Le plus grand centre de recherche en réadaptation du pays 
Grâce à un financement du Fonds de la recherche en santé du Québec (FRSQ) et du Conseil québecois de la recherche sociale (CQRS) et à une subvention de six millions de la Fondation canadienne pour l’innovation (FCI), le Centre de recherche interdisciplinaire en réadaptation du Montréal métropolitain (CRIR) est devenu le plus important centre de recherche en réadaptation du Canada. Installé dans six établissements (Centre de réadaptation Lucie-Bruneau, Centre de réadaptation Constance-Lethbridge, Hôpital juif de réadaptation, institut Nazareth et Louis-Braille, institut Raymond-Dewar et Institut de réadaptation de Montréal), le CRIR compte une cinquantaine de chercheurs et plus de 170 étudiants aux cycles supérieurs provenant de trois universités: Montréal, McGill et l’UQAM.
«La réadaptation est en quelque sorte une spécialité québécoise, signale le directeur scientifique de la recherche biomédicale au CRIR, Robert Forget. C’est pourquoi des organismes comme le FRSQ et le CQRS de même que le ministère de la Santé et des Services sociaux ont voulu en faire un axe important de la recherche au Québec. Grâce à ce soutien, nous avons une masse critique de chercheurs dans le domaine et les moyens de nos ambitions.»
Les trois sphères de recherche élaborées par le CRIR sont les fonctions sensorimotrices et l’adaptation à l’environnement; les fonctions sensorielles et psychologiques et les habitudes de vie; et les soins, services et programmes en adaptation-réadaptation. La subvention de la FCI a permis de doubler la surface de recherche au quatrième étage de l’IRM. On y trouve, entre autres, des laboratoires ultramodernes en évaluation de la marche, contrôle de la posture et du mouvement, réalité virtuelle, dynamométrie et évaluation sensorielle.

M.-R.S.
 
12 sujets de recherche heureux

À l’issue de l’expérience, dont les résultats seront publiés sous peu dans l’American Journal of Physical Medicine and Rehabilitation, les 12 sujets de recherche ont été très satisfaits de leur traitement. Le succès du traitement a même été évident aux yeux de leurs proches. «Plusieurs nous ont rapporté que les personnes traitées marchaient plus droit, plus rapidement; elles ont acquis une meilleure coordination des mouvements.»
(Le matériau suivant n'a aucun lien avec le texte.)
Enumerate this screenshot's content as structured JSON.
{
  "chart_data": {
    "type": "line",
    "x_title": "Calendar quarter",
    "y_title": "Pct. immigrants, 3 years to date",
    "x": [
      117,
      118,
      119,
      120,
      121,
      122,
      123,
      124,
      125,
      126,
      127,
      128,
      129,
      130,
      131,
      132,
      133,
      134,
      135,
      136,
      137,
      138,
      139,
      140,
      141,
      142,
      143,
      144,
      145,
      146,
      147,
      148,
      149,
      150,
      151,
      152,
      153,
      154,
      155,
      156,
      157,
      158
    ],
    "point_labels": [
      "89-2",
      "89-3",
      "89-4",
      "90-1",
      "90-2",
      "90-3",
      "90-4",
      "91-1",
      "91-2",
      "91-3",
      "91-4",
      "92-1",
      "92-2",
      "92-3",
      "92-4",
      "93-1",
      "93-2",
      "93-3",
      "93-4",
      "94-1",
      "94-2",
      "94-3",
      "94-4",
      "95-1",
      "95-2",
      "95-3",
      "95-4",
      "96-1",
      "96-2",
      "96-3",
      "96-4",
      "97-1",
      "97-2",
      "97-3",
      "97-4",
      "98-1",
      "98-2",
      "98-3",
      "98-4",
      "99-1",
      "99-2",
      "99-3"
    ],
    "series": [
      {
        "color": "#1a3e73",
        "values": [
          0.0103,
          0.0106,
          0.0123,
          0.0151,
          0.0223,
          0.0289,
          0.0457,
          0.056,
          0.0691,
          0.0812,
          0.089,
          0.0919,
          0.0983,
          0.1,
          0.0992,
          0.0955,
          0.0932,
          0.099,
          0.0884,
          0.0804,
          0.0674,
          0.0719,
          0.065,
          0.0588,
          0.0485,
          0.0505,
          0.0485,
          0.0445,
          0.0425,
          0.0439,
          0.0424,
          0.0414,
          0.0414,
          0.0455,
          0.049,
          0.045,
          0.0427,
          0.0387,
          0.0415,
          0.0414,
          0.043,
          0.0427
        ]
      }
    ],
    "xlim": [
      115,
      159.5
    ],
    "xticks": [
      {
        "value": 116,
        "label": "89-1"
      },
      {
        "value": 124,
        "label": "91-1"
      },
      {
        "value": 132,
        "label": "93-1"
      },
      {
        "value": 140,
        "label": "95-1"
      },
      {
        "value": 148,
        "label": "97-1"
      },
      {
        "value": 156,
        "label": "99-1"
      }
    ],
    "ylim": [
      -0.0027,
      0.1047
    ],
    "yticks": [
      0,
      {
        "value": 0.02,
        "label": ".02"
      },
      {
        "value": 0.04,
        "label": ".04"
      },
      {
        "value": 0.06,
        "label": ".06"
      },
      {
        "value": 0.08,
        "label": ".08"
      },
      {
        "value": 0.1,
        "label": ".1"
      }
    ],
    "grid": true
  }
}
Pas question de jouer au volley-ball en sortant de l’hôpital. Mais il faut comprendre que la marche est un exercice complexe pour les bipèdes que nous sommes. Elle résulte d’un travail concerté entre le cortex moteur de l’encéphale, la moelle épinière, les muscles et les articulations. Or, la séquelle la plus fréquente des AVC graves est un déficit moteur ou une paralysie d’un côté du corps (hémiplégie). L’équilibre et la coordination, notamment, font l’objet de séances de rééducation, qui peuvent s’étendre sur plusieurs mois. L’appareil permet d’améliorer à la fois la force et la coordination.

La beauté du dynamomètre mis au point à l’IRM est qu’il peut être utilisé de façon complémentaire au traitement déjà offert. «Un patient nous a dit que sa conjointe devait l’attendre tous les 10 pas au centre commercial. Après avoir participé à l’expérience, c’est lui qui l’attendait!»

Les membres supérieurs: un autre défi

Les succès obtenus par Daniel Bourbonnais permettent d’envisager une meilleure réadaptation pour les quelque 80 patients admis chaque année à l’Institut. Mais le défi reste entier en ce qui concerne les membres supérieurs. «Paradoxalement, dit le chercheur, il est plus difficile d’obtenir de bons résultats à long terme avec les bras, car les mouvements sont plus complexes et d’autres facteurs entrent en ligne de compte.»

Un muscle doit être utilisé pour être efficace. Après que les muscles des jambes et des cuisses auront été entraînés, le patient marchera quotidiennement dans les semaines qui suivront, ce qui permettra de conserver les acquis. Mais pour les membres supérieurs, dont les muscles sont beaucoup moins sollicités hors du cadre bien défini de l’expérience, c’est plus difficile.

La mise au point de l’appareil résulte d’un travail concerté entre Daniel Bourbonnais, professeur d’ergothérapie à l’École de réadaptation de la Faculté de médecine, et deux spécialistes en informatique et électronique: Michel Goyette, ingénieur biomédical, et Daniel Marineau, technicien en électronique à l’Institut de réadaptation de Montréal. La recherche a été financée par les Instituts de recherche en santé du Canada.